Time to decouple from Doctrine ORM

We then work on the doctrine ORM side of things. For the sake of brevity, we’ll just show and explain the class that provides the basic encapsulation instead of showing the entire DoctrineCrudRepository. We start by creating our own custom ServiceEntityRepository that gives access to the EntityManager.

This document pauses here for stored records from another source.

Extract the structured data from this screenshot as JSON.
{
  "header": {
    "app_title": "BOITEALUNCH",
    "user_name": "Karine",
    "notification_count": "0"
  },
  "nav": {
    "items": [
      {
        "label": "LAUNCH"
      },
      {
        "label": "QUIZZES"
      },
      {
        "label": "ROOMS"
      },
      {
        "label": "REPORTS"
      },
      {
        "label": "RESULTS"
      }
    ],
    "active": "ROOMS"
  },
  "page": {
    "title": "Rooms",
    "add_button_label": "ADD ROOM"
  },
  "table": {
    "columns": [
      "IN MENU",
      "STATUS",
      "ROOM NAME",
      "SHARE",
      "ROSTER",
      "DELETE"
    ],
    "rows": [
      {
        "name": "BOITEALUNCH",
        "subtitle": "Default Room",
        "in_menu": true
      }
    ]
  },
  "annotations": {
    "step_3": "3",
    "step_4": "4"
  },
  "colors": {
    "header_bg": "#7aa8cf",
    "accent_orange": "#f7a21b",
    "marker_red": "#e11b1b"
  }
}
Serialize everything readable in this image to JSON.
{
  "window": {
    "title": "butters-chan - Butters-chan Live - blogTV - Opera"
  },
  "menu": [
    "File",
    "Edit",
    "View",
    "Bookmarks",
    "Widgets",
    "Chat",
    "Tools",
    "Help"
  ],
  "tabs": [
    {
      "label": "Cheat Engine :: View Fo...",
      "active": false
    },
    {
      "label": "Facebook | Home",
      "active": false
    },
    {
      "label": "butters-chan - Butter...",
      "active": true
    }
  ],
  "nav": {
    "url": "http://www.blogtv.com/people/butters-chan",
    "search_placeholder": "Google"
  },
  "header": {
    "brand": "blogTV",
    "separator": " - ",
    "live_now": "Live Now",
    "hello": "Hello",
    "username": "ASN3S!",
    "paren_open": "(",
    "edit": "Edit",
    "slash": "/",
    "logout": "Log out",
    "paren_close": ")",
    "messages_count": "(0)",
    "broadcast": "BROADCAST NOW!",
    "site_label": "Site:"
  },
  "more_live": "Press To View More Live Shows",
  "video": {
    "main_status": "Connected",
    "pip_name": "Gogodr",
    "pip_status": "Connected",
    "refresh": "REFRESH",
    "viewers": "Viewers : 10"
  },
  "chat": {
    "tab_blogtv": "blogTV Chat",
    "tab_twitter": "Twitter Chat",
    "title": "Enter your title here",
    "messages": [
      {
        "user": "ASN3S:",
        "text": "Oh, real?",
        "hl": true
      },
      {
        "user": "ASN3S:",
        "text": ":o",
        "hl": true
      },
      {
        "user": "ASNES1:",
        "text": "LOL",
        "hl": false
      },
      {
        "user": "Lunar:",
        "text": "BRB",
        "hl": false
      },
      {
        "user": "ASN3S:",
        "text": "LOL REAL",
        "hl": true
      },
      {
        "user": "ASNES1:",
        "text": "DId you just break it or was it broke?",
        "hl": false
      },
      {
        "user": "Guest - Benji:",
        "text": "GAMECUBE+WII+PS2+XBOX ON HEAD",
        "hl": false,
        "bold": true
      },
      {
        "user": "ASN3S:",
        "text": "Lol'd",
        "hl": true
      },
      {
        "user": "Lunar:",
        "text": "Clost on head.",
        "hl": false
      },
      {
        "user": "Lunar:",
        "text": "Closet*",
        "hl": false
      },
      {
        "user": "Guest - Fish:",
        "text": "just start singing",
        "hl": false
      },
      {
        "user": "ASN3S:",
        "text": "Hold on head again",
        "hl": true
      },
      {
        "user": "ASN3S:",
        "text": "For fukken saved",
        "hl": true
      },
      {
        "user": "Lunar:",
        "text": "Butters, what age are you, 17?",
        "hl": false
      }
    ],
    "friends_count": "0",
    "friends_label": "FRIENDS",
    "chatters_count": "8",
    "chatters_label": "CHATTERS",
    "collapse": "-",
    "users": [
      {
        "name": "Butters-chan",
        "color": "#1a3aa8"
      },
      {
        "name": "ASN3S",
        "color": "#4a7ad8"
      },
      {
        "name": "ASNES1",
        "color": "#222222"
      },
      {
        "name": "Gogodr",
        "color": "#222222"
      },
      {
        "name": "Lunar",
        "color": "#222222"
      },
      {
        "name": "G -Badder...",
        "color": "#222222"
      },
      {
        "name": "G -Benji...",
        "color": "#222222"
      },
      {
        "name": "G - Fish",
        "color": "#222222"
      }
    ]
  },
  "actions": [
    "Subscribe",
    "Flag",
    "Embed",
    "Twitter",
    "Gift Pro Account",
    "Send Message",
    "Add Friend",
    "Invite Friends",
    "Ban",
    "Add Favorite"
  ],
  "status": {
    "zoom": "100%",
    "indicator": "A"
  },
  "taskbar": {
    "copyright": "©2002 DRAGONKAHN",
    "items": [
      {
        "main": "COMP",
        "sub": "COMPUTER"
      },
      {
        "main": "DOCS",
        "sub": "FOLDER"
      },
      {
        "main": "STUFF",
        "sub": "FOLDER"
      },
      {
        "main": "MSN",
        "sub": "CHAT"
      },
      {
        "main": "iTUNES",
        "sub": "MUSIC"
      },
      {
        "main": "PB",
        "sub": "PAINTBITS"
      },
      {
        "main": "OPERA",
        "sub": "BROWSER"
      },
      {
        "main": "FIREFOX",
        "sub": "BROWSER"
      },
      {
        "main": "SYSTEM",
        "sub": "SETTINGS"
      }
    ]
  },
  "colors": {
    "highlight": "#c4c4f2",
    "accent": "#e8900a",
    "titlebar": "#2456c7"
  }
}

The reason for this is that we don’t want to have to extend the doctrine class itself and implement our repository interface on the doctrine class. We want to completely wrap the Doctrine class and ensure that the class that implements our repository interface. It is quite common to accidentally leak Doctrine ORM out of your repository because often what is done is extending a Doctrine class that provides more methods than is defined in the interface.

<?php

/*
 * Copyright Humbly Arrogant Ltd 2020-2021, all rights reserved.
 */

namespace Parthenon\Common\Repository;

use Doctrine\Bundle\DoctrineBundle\Repository\ServiceEntityRepository;

class CustomServiceRepository extends ServiceEntityRepository
{
    public function getEntityManager()
    {
        return parent::getEntityManager();
    }
}

Then we create a class that will implement the RepositoryInterface. So our class here only implements the RepositoryInterface and then accepts the custom Doctrine ORM ServiceRepository. This allows us to use the Doctrine ORM within the safety of our DoctrineRepository class. We can access the entity manager, use all the repository methods that doctrine provides such as find or findOneBy.

<?php

/*
 * Copyright Humbly Arrogant Ltd 2020-2021, all rights reserved.
 */

namespace Parthenon\Common\Repository;

use Parthenon\Common\Exception\NoEntityFoundException;

class DoctrineRepository implements RepositoryInterface
{
    protected CustomServiceRepository $entityRepository;

    public function __construct(CustomServiceRepository $entityRepository)
    {
        $this->entityRepository = $entityRepository;
    }

    public function save($entity)
    {
        $em = $this->entityRepository->getEntityManager();
        $em->persist($entity);
        $em->flush();
    }

    public function findById($id)
    {
        $entity = $this->entityRepository->find($id);

        if (!$entity) {
            throw new NoEntityFoundException('No entity found for id '.$id);
        }

        return $entity;
    }
}

Time For A Custom Data Source

Moving over to different database systems is part of growing and scaling an IT system and why decoupling from your database and database libraries is so important. With this process, all you need to do is to implement the CrudRepositoryInterface to enable a new database system with the Athena CRUD system. Enabling the changing of a database system without making colleagues swap systems or building your own CRUD system. For the sake of brevity, we’ll just share some pseudo-code as implementing a repository class can be a lot of work.

<?php 

use Parthenon\Athena\Repository\CrudRepositoryInterface;

class ACustomCrudRepository implements CrudRepositoryInterface {
    public function save($entity) {
        $this->sendHttpRequest('POST', 'http://data/'.$entity->getId(), json_encode($entity));
    }

    public function delete($entity) {
        $this->sendHttpRequest('DELETE', 'http://data/'.$entity->getId());
    }
}

How does decoupling from your database help you?

By using this process, you’ll be able to decouple your application from your database systems and database libraries. This will allow you to build a future-proof system where you’ll be able to make changes to the dependencies your system has without a lot of fuss and hassle costing tens of thousands. Enabling them to work on more pressing things. Because of this approach, we’re very confident that any database can be used with Athena.